CPU times: user 15.5 s, sys: 1.48 s, total: 17 s
Wall time: 44.5 s


### Difference in NDVI between 1988 and 2017

The change in Walker Lake as viewed using the NDVI can be shown by subtracting the NDVI recorded in 1988 from the NDVI recorded in 2017:

In [15]:
diff = hmap['1988'].data - hmap['2017'].data
difference = gv.Image(diff, crs=crs, kdims=['lon', 'lat'], vdims=['ndvi'])
difference = difference.relabel('Difference in NDVI').redim(ndvi='delta_ndvi')

In [16]:
%%time
display(rasterize(difference).redim.range(delta_ndvi=(-1.0,1.0)).opts(cmap=coolwarm))

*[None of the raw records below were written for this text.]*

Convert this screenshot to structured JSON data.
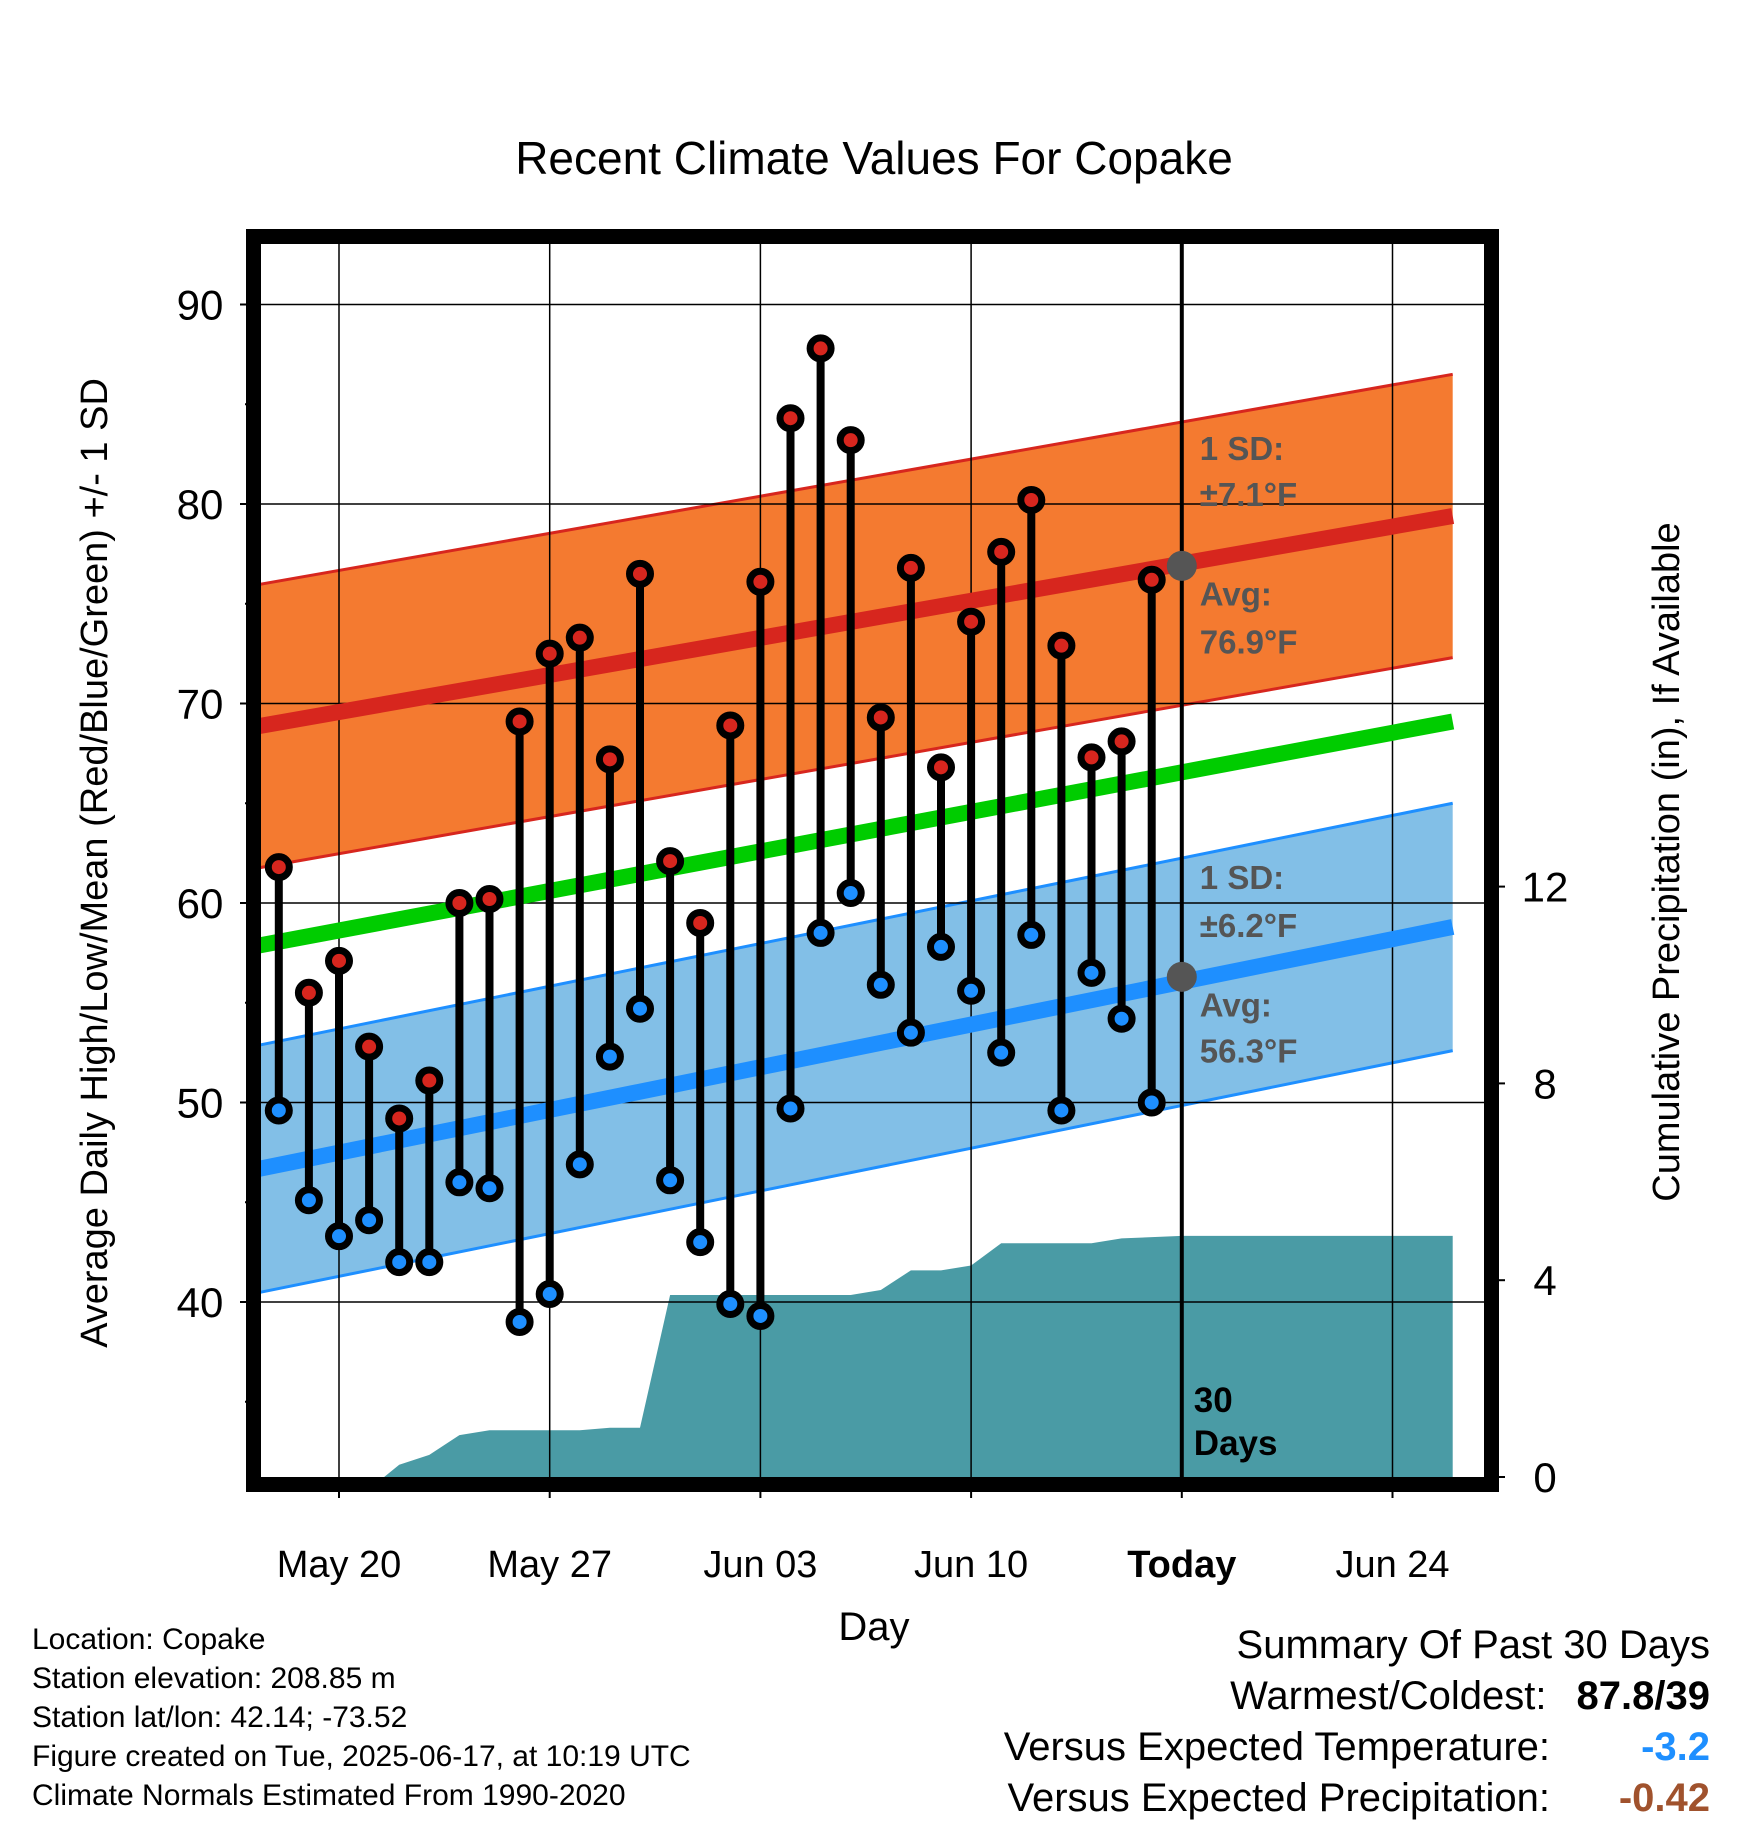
{
  "chart_data": {
    "type": "scatter",
    "title": "Recent Climate Values For Copake",
    "xlabel": "Day",
    "ylabel_left": "Average Daily High/Low/Mean (Red/Blue/Green) +/- 1 SD",
    "ylabel_right": "Cumulative Precipitation (in), If Available",
    "x_ticks": [
      {
        "day": 3,
        "label": "May 20"
      },
      {
        "day": 10,
        "label": "May 27"
      },
      {
        "day": 17,
        "label": "Jun 03"
      },
      {
        "day": 24,
        "label": "Jun 10"
      },
      {
        "day": 31,
        "label": "Today"
      },
      {
        "day": 38,
        "label": "Jun 24"
      }
    ],
    "xlim": [
      0,
      40
    ],
    "ylim": [
      31,
      93
    ],
    "y_ticks": [
      40,
      50,
      60,
      70,
      80,
      90
    ],
    "y2lim": [
      0,
      14.8
    ],
    "y2_ticks": [
      0,
      4,
      8,
      12
    ],
    "today_day": 31,
    "highs": [
      61.8,
      55.5,
      57.1,
      52.8,
      49.2,
      51.1,
      60.0,
      60.2,
      69.1,
      72.5,
      73.3,
      67.2,
      76.5,
      62.1,
      59.0,
      68.9,
      76.1,
      84.3,
      87.8,
      83.2,
      69.3,
      76.8,
      66.8,
      74.1,
      77.6,
      80.2,
      72.9,
      67.3,
      68.1,
      76.2
    ],
    "lows": [
      49.6,
      45.1,
      43.3,
      44.1,
      42.0,
      42.0,
      46.0,
      45.7,
      39.0,
      40.4,
      46.9,
      52.3,
      54.7,
      46.1,
      43.0,
      39.9,
      39.3,
      49.7,
      58.5,
      60.5,
      55.9,
      53.5,
      57.8,
      55.6,
      52.5,
      58.4,
      49.6,
      56.5,
      54.2,
      50.0
    ],
    "normal_high": {
      "start": 68.8,
      "end": 79.4
    },
    "normal_low": {
      "start": 46.6,
      "end": 58.8
    },
    "normal_mean": {
      "start": 57.8,
      "end": 69.1
    },
    "high_sd": 7.1,
    "low_sd": 6.2,
    "precip_cumulative": [
      {
        "day": 0,
        "value": 0
      },
      {
        "day": 4.5,
        "value": 0
      },
      {
        "day": 5,
        "value": 0.25
      },
      {
        "day": 6,
        "value": 0.45
      },
      {
        "day": 7,
        "value": 0.85
      },
      {
        "day": 8,
        "value": 0.95
      },
      {
        "day": 11,
        "value": 0.95
      },
      {
        "day": 12,
        "value": 1.0
      },
      {
        "day": 13,
        "value": 1.0
      },
      {
        "day": 14,
        "value": 3.7
      },
      {
        "day": 20,
        "value": 3.7
      },
      {
        "day": 21,
        "value": 3.8
      },
      {
        "day": 22,
        "value": 4.2
      },
      {
        "day": 23,
        "value": 4.2
      },
      {
        "day": 24,
        "value": 4.3
      },
      {
        "day": 25,
        "value": 4.75
      },
      {
        "day": 28,
        "value": 4.75
      },
      {
        "day": 29,
        "value": 4.85
      },
      {
        "day": 31,
        "value": 4.9
      },
      {
        "day": 40,
        "value": 4.9
      }
    ],
    "avg_high_marker": 76.9,
    "avg_low_marker": 56.3,
    "annotations": {
      "high_sd_label_1": "1 SD:",
      "high_sd_label_2": "±7.1°F",
      "high_avg_label_1": "Avg:",
      "high_avg_label_2": "76.9°F",
      "low_sd_label_1": "1 SD:",
      "low_sd_label_2": "±6.2°F",
      "low_avg_label_1": "Avg:",
      "low_avg_label_2": "56.3°F",
      "days_label_1": "30",
      "days_label_2": "Days"
    },
    "grid": true,
    "colors": {
      "high_band": "#F47A30",
      "high_line": "#D7261E",
      "low_band": "#82BFE7",
      "low_line": "#1E8FFF",
      "mean_line": "#00CC00",
      "precip": "#4A9BA5",
      "high_dot": "#D7261E",
      "low_dot": "#1E8FFF",
      "avg_marker": "#555555",
      "annotation_text": "#555555"
    }
  },
  "footer": {
    "location": "Location: Copake",
    "elevation": "Station elevation: 208.85 m",
    "latlon": "Station lat/lon: 42.14; -73.52",
    "created": "Figure created on Tue, 2025-06-17, at 10:19 UTC",
    "normals": "Climate Normals Estimated From 1990-2020"
  },
  "summary": {
    "title": "Summary Of Past 30 Days",
    "warmest_coldest_label": "Warmest/Coldest:",
    "warmest_coldest_value": "87.8/39",
    "temp_label": "Versus Expected Temperature:",
    "temp_value": "-3.2",
    "temp_color": "#1E8FFF",
    "precip_label": "Versus Expected Precipitation:",
    "precip_value": "-0.42",
    "precip_color": "#A0522D"
  }
}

CPU times: user 1.87 s, sys: 105 ms, total: 1.98 s
Wall time: 3.63 s


You can see a large change (positive delta) in the areas where there is water, indicating a reduction in the size of the lake over this time period.

## Slicing across `lon` and `lat`

As a final example, we can use the `sample` method to slice across the difference in NDVI along (roughly) the midpoint of the latitude and the midpoint of the longitude. To do this, we define the following helper function to convert latitude/longitude into the appropriate coordinate value used by the `DataSet`:

In [17]:
def from_lon_lat(x,y):
    return crs.transform_point(x,y, ccrs.PlateCarree())

lon_y, lat_x = from_lon_lat(-118, 39)  # Longitude of -118 and Latitude of 39

In [18]:
%%time
display((difference.sample(lat=lat_x) + difference.sample(lon=lon_y)).cols(1))

CPU times: user 374 ms, sys: 12.5 ms, total: 386 ms
Wall time: 479 ms